Many small birds produce a high-frequency, thin alarm call (“seet”), which does not carry very far. This is thought to be more difficult to locate than the usual contact or distress calls. Experiments with captive hawks indicated that these predators had trouble locating the source of the sound and attacked less often, when the potential prey used the high-frequency calls. The small birds can hear the call and be on the watch for trouble, but they don’t need to know the exact location of the caller.

–The leaf-eating caterpillars of another moth (that’s closely related to the peppered moth) look a lot like little twigs, which might protect them from birds but not from predatory ants that hunt primarily by smell. Yet such ants just walked over the caterpillars as if they weren’t there at all and didn’t attack them. However, if the caterpillars were transferred to a different food plant, the ants attacked them readily. Then, after the caterpillars had fed on the new food plant for a while and molted to the next larval stage, they were again ignored by the ants. In this case, the protection comes from matching the chemical constitution of the food plant.

Some elaborate studies of herbivorous pine bark beetles compared the chemical signals and the responses of predatory beetles in different areas (California and Wisconsin). Pine bark beetles use chemical signals called pheromones to attract others of the same species. Predatory beetles cue in on those signals. As might be expected, California pine bark beetles liked their own pheromones better than the Wisconsin ones, and vice versa. But the California predators homed in better on the Wisconsin pheromones, and the Wisconsin predators homed in on the California pheromones better than on the local ones of each population. In other words, the prey were less apparent to local enemies than distant ones, suggesting they were chemically somewhat cryptic.

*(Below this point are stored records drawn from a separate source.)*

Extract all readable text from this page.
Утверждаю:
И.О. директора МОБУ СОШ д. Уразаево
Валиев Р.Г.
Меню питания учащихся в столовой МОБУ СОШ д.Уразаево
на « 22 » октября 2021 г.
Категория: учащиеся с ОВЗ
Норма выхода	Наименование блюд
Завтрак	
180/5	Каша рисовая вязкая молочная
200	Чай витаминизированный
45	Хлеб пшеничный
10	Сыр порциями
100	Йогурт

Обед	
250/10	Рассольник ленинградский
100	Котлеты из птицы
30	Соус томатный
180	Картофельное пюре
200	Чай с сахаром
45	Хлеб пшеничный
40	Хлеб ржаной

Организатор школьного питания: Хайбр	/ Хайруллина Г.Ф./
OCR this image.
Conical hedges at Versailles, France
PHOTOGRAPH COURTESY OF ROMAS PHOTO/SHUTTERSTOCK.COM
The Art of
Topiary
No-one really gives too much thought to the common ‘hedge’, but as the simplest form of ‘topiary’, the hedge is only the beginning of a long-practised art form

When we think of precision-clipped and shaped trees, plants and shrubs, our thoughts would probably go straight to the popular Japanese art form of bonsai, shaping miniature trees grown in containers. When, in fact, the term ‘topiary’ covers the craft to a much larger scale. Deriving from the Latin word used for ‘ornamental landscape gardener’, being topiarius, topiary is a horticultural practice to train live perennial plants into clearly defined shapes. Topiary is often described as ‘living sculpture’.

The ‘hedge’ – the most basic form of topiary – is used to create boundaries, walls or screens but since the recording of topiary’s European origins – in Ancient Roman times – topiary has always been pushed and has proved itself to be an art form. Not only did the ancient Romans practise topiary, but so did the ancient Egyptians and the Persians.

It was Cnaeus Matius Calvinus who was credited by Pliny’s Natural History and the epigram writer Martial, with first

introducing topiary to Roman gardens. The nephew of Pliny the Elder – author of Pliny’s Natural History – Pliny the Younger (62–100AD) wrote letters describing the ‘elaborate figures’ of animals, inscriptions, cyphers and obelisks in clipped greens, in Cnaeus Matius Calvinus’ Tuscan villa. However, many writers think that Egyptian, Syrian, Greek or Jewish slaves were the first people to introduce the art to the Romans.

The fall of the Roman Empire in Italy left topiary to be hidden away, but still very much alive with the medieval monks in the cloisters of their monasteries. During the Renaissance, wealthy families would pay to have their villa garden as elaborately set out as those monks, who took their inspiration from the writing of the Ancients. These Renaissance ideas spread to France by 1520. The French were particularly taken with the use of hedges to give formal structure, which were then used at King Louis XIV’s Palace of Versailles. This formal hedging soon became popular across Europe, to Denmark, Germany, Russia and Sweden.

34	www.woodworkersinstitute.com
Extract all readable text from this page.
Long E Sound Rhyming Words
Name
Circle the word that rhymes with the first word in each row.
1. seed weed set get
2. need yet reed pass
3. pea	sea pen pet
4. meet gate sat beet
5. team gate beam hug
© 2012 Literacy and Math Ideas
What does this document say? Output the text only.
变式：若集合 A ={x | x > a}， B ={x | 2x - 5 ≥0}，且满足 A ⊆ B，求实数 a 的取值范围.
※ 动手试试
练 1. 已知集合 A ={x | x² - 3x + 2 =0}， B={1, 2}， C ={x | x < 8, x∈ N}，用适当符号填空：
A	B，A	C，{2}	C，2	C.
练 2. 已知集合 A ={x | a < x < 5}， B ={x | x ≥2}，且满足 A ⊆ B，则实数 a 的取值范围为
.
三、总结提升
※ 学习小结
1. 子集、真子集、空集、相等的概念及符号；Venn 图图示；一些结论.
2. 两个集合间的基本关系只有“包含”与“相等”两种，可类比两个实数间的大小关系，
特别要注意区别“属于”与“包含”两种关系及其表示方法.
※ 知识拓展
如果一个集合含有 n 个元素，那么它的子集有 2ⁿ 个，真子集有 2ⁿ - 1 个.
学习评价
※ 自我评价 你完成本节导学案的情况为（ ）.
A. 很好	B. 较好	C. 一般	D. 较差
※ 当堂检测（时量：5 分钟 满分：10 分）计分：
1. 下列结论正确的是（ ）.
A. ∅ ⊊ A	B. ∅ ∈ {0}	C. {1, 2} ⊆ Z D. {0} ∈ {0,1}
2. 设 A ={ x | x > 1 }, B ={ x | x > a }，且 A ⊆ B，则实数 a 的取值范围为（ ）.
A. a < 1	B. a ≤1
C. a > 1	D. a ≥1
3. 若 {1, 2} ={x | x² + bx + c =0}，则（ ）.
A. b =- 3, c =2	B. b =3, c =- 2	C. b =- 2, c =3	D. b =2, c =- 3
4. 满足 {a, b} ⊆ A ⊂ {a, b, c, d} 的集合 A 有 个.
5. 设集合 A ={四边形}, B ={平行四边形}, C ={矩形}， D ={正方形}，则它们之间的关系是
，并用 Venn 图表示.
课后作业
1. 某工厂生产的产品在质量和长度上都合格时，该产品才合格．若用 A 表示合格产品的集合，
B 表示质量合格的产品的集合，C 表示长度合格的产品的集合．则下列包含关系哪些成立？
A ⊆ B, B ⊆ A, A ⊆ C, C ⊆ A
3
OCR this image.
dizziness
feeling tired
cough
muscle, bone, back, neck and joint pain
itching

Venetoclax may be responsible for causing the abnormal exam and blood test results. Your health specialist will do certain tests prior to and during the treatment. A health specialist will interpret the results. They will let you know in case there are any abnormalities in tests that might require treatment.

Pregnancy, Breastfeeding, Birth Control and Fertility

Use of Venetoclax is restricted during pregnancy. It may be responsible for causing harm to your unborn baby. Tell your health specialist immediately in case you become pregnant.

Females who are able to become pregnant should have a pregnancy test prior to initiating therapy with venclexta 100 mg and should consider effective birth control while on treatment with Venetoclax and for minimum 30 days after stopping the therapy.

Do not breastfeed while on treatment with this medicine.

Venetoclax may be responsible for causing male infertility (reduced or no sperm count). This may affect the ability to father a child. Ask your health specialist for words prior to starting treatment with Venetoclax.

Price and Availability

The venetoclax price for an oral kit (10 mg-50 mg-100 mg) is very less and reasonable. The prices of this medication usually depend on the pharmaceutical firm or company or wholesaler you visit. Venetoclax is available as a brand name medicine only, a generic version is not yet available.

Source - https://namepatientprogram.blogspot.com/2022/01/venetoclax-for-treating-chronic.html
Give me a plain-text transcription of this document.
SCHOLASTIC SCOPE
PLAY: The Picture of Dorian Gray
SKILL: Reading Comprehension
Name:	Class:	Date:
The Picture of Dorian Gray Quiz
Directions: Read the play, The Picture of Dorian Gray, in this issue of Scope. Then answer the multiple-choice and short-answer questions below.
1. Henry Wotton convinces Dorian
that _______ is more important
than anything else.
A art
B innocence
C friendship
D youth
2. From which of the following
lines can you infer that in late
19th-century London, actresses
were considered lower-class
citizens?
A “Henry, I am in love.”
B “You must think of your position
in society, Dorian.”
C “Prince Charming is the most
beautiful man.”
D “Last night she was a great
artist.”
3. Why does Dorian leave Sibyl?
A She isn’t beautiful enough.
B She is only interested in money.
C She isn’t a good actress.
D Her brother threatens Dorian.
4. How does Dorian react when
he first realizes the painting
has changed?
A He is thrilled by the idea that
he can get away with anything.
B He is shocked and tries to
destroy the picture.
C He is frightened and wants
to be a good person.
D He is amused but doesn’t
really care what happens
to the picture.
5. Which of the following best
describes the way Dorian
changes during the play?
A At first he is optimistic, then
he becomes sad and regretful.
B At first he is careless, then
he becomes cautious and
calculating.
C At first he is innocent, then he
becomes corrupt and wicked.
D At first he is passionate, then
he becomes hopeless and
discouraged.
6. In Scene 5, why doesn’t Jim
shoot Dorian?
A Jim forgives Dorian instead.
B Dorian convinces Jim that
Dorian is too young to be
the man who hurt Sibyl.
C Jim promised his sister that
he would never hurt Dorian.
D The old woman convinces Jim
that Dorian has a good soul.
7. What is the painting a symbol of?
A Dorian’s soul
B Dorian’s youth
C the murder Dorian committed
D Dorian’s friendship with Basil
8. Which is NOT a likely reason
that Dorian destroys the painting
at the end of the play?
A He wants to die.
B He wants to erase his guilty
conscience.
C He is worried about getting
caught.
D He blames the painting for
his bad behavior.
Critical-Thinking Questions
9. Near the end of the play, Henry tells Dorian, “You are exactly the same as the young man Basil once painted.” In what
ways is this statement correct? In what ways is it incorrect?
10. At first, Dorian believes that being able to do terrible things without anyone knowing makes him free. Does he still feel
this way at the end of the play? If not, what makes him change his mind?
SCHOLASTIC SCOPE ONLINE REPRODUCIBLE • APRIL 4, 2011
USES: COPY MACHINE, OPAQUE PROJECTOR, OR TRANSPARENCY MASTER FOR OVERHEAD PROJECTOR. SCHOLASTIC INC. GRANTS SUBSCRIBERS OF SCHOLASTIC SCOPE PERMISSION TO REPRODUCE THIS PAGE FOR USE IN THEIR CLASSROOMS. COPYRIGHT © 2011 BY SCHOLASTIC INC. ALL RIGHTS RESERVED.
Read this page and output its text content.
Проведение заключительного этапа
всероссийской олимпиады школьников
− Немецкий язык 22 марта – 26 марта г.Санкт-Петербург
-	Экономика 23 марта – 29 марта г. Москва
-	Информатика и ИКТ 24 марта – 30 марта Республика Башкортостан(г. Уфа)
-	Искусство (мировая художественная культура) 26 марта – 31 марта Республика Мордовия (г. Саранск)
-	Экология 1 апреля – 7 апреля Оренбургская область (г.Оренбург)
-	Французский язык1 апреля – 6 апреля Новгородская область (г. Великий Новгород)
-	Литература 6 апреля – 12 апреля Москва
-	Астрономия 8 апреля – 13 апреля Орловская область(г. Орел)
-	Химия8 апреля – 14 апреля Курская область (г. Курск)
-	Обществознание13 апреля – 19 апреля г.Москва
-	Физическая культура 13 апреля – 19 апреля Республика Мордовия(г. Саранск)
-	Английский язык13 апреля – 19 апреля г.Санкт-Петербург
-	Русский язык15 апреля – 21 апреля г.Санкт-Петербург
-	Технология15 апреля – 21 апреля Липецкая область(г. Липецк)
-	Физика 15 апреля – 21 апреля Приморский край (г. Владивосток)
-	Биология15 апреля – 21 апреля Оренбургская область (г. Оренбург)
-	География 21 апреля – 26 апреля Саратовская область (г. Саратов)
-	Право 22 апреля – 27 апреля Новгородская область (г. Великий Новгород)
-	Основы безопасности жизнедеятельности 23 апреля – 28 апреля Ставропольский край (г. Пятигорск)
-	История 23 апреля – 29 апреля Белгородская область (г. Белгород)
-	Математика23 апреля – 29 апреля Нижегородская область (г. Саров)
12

Birds have a preen glad just above the tail that produces oils and waxes that the birds use to dress their feathers. A fascinating study revealed that the normal waxes are replaced by less volatile waxes during the nesting season of several ground-nesting shorebirds. Furthermore, if only the female of these species does the incubating, then only the females show the shift in wax composition. Ground-nesting birds are particularly vulnerable to predation by mammals, and experiments with a search dog trained to the smell of these waxes showed that the dog was less able to detect the waxes produced in the nesting season.

–In addition, there are hints—but only hints—that shifts in electrical fields, or in production of wakes by swimming animals, or in substrate vibrations have the potential to be used by prey animals to whom crypsis could be advantageous. There are, potentially, many ways to be hidden in plain ‘sight’. And many investigations are needed. In the meantime, it is useful and interesting to contemplate things beyond our usual ken.

A big thank you to the gracious CBJ librarians who promptly obtained a necessary reference for me!